Он должен был что-то ей объяснить, чем-то утешить, успокоить, но здесь, на вокзале, сделать это было немыслимо, невозможно, Через полчаса отходил поезд.
Особенно теперь, после съезда, где уйму времени потратили на дебаты по «национальному вопросу», встреча с полусумасшедшей старухой подействовала на него угнетающе.
— Ты знаешь: они хотят погубить армян.
Старуха протягивала к нему трясущиеся костлявые пальцы, ее выбившиеся из-под черного платка волосы были совершенно седыми.
— Пусть покарает их бог. Но чего ждут армяне?
Сумасшедшая старуха повторяла одно и то же. А другие? Разве не о том же твердили на шушинском бульваре, в полицейских участках, на собраниях, в богатых квартирах и в компатах бедняков? Мир постепенно сходил с ума. О чем бы ни заходил разговор, он непременно сводился к проблеме «проклятых османов», «бедных армян», «неблагодарных инородцев», русских, евреев. Люди словно бы помешались на одной страсти. Все зло мира, его неисчислимые беды с маниакальным упорством пытались свести к одному: не будь османов, люди зажили бы иначе, по-новому.

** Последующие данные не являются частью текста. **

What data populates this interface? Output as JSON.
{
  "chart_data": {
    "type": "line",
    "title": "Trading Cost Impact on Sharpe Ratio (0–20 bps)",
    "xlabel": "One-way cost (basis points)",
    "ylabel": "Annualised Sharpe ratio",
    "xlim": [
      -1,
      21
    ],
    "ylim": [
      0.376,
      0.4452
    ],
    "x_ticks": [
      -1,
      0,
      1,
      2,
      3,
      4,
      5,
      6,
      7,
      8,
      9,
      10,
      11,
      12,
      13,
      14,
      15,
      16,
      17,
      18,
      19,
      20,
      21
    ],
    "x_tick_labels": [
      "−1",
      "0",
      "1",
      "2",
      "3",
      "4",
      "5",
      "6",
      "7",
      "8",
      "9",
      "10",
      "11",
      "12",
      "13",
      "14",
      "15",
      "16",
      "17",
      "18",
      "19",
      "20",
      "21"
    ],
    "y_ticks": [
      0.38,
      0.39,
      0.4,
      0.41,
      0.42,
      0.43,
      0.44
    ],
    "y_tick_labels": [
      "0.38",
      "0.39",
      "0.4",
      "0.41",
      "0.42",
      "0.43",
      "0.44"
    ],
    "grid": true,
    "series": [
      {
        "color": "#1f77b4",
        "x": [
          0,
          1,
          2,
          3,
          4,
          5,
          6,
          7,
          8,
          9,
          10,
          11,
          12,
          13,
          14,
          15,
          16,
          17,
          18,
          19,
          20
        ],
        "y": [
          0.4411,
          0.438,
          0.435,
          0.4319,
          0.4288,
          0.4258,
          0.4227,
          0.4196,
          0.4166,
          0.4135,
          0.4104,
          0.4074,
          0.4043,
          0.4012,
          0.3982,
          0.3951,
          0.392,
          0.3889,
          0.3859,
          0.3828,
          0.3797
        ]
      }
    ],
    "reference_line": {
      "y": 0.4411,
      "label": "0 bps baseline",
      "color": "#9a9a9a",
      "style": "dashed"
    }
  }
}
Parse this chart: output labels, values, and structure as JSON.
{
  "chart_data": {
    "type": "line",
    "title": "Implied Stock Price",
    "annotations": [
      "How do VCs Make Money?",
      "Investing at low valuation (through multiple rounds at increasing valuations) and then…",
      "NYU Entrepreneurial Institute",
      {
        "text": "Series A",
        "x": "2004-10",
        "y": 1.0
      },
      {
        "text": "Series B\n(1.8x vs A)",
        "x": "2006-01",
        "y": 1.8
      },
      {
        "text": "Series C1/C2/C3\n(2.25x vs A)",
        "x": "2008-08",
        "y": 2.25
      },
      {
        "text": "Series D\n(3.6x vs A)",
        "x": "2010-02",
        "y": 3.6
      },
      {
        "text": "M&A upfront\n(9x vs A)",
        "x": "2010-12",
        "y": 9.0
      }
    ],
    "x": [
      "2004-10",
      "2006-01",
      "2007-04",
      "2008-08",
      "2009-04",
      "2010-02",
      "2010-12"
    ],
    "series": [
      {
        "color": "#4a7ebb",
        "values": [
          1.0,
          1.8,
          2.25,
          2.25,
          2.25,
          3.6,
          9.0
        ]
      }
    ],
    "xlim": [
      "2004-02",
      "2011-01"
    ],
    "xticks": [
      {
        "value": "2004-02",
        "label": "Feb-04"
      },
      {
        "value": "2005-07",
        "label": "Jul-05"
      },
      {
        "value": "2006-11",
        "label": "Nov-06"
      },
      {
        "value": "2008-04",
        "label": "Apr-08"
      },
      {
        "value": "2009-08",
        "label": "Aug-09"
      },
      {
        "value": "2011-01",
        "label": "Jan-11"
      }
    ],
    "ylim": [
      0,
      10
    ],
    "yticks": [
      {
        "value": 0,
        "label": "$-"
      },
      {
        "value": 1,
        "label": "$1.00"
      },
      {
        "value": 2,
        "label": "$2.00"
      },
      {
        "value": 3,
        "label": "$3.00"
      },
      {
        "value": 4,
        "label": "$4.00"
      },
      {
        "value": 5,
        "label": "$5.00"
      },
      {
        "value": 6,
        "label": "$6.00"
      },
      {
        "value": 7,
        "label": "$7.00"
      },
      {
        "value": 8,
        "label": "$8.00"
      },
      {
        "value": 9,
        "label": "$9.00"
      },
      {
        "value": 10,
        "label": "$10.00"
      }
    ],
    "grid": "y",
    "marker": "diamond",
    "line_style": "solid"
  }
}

Всеобщее вращение умов вокруг «национального вопроса» явилось, по-видимому, чем-то вроде осложнения, флюса, опухоли, выросшей на теле новой, осознавшей свою неповторимость культуры. Это был, разумеется, кризис, давняя смертельная болезнь, путь наименьшего сопротивления, связанный с самоутверждением одной нации за счет подавления другой.
Богдан дал женщине денег и испуганно отшатнулся, когда та схватила его за руку:
— Благослови тебя бог.
Не хватало еще, чтобы она поцеловала руку.